Capítulo 1205
The Oracle Paths
Do alto do pódio, os dois esquadrões pareciam minúsculos pontos, já que a arena era uma vasta extensão para vinte guerreiros. As tropas regulares nas primeiras filas não veriam muita coisa da ação, muito menos as que estavam mais atrás. Mesmo assim, a tensão era palpável, atingindo o ápice à medida que os dois grupos de guerreiros avançavam um em direção ao outro.
Nenhum dos combatentes se precipitou para o confronto; ambas as equipes mantiveram formações compactas, permanecendo próximas como se buscassem conforto em seus companheiros de armas. Mas, mesmo agora, era evidente que os dois esquadrões não estavam em pé de igualdade.
O esquadrão do Trono do Crepúsculo carecia de coesão; seus membros mantinham-se discretos, nenhum ansioso por assumir o protagonismo. Os Bárbaros do Submundo eram uma raça de gigantes musculosos em comparação aos terráqueos, mas pareciam pequenos perto dos nativos das Planícies de Lustra, que cultivavam a Lumyst da Vida.
Em contraste, os Guerreiros da Luz já haviam se dividido em duas fileiras de cinco.

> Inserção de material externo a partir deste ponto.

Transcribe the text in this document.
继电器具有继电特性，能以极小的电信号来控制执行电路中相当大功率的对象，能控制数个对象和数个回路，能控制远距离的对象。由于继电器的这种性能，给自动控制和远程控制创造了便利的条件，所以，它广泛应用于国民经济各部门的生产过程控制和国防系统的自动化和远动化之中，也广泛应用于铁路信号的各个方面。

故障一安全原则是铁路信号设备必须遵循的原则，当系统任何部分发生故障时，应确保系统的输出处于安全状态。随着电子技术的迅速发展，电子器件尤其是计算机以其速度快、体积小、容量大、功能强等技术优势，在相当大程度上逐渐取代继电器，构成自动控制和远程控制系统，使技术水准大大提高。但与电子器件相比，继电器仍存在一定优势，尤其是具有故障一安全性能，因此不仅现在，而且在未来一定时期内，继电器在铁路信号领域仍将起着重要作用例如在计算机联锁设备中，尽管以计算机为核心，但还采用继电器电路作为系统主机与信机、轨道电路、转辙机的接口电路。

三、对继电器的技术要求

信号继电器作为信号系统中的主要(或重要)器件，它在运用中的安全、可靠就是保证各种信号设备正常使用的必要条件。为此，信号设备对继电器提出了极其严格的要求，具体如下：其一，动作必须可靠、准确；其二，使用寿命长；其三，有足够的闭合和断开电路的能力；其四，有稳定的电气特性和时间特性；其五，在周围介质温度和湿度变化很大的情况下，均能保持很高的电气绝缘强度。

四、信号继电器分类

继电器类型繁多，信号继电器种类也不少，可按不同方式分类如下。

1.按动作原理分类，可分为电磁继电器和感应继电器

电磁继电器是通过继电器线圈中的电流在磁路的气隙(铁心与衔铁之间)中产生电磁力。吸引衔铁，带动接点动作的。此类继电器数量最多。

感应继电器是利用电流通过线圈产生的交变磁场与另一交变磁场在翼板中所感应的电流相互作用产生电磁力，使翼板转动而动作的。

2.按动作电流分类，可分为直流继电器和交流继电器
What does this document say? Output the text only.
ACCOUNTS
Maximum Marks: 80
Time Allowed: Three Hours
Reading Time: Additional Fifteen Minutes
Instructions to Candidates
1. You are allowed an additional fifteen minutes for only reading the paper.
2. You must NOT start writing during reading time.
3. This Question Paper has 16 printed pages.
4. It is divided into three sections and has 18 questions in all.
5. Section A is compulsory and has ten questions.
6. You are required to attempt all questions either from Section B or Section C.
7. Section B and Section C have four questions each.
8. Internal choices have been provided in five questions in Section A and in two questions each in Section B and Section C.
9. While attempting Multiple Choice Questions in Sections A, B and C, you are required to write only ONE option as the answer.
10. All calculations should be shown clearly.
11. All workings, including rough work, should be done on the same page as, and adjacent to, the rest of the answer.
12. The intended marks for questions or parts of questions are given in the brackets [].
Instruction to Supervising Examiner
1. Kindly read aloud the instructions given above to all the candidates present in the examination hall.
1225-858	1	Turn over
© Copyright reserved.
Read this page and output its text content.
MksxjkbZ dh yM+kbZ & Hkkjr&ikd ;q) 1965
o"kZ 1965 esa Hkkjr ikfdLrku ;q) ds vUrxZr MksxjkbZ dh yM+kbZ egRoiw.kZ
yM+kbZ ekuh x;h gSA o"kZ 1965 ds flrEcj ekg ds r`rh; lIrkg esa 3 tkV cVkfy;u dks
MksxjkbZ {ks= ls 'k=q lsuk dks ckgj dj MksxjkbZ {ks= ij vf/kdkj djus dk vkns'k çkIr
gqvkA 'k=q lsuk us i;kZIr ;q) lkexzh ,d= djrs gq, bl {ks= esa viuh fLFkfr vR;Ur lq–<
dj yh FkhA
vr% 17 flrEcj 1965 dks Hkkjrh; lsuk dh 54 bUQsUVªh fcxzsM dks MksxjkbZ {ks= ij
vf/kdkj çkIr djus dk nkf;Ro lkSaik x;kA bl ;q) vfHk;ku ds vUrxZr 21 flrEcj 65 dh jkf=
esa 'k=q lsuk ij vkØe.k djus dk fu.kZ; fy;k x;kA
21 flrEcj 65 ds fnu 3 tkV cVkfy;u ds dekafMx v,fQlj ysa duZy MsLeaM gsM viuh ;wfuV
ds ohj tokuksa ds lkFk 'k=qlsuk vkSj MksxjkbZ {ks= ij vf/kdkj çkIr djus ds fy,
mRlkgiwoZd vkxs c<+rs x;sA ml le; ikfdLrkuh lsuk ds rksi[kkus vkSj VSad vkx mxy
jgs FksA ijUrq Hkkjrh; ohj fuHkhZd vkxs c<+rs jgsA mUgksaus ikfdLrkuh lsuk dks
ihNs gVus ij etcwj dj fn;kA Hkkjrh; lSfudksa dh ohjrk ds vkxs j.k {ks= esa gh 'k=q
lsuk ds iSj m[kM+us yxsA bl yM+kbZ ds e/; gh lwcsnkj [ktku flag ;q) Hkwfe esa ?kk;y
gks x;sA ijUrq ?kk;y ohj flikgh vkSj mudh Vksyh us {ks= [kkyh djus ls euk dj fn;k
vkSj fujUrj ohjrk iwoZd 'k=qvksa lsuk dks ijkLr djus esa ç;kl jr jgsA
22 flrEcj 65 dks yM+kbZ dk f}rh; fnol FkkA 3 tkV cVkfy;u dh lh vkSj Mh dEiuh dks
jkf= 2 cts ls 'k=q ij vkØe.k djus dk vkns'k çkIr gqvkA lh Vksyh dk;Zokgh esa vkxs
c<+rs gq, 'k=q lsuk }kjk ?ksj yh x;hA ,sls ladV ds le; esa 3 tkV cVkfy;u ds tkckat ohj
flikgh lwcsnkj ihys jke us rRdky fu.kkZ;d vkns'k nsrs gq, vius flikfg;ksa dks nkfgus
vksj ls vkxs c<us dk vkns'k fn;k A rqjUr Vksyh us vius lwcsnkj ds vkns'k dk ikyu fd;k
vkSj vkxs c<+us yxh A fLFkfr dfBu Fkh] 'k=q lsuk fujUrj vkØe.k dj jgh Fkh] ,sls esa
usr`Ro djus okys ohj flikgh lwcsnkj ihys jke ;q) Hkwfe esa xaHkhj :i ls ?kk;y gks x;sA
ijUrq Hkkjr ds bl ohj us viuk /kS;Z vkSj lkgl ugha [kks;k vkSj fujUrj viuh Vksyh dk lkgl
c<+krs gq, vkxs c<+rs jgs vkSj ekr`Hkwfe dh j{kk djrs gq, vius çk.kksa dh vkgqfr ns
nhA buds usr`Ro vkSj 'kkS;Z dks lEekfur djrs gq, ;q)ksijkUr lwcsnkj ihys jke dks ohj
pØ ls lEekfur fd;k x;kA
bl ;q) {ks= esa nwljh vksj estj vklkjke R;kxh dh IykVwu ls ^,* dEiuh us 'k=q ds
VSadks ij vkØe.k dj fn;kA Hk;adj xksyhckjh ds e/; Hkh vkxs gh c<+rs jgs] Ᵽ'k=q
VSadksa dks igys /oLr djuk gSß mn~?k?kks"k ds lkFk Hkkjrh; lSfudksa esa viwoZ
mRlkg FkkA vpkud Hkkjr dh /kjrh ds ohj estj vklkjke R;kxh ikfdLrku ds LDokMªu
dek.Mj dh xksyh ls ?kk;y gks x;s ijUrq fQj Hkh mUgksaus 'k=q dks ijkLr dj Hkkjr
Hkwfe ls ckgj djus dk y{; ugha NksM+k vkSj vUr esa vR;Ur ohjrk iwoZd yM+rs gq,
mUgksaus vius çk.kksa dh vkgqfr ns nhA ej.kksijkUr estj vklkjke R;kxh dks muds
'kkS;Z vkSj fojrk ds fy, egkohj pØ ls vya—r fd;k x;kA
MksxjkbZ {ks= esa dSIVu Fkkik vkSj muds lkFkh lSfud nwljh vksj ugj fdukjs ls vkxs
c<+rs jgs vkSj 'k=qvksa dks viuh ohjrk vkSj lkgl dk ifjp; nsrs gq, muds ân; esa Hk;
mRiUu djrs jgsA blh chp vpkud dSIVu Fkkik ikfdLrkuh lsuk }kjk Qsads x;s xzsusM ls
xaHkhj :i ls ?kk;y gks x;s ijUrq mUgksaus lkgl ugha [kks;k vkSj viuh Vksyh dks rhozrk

A retaguarda trocara suas lanças e espadas por arcos pesados, enquanto a linha de frente empunhava grandes escudos retangulares, formando uma barreira impenetrável.
Os espectadores de ambos os exércitos prenderam a respiração, com os olhos fixos, concentrados e esperançosos, em seus campeões — mesmo que estes fossem mais fracos do que eles próprios. O tempo que os dois grupos de recrutas levaram para percorrer os três quilômetros que os separavam fez a espera parecer interminável.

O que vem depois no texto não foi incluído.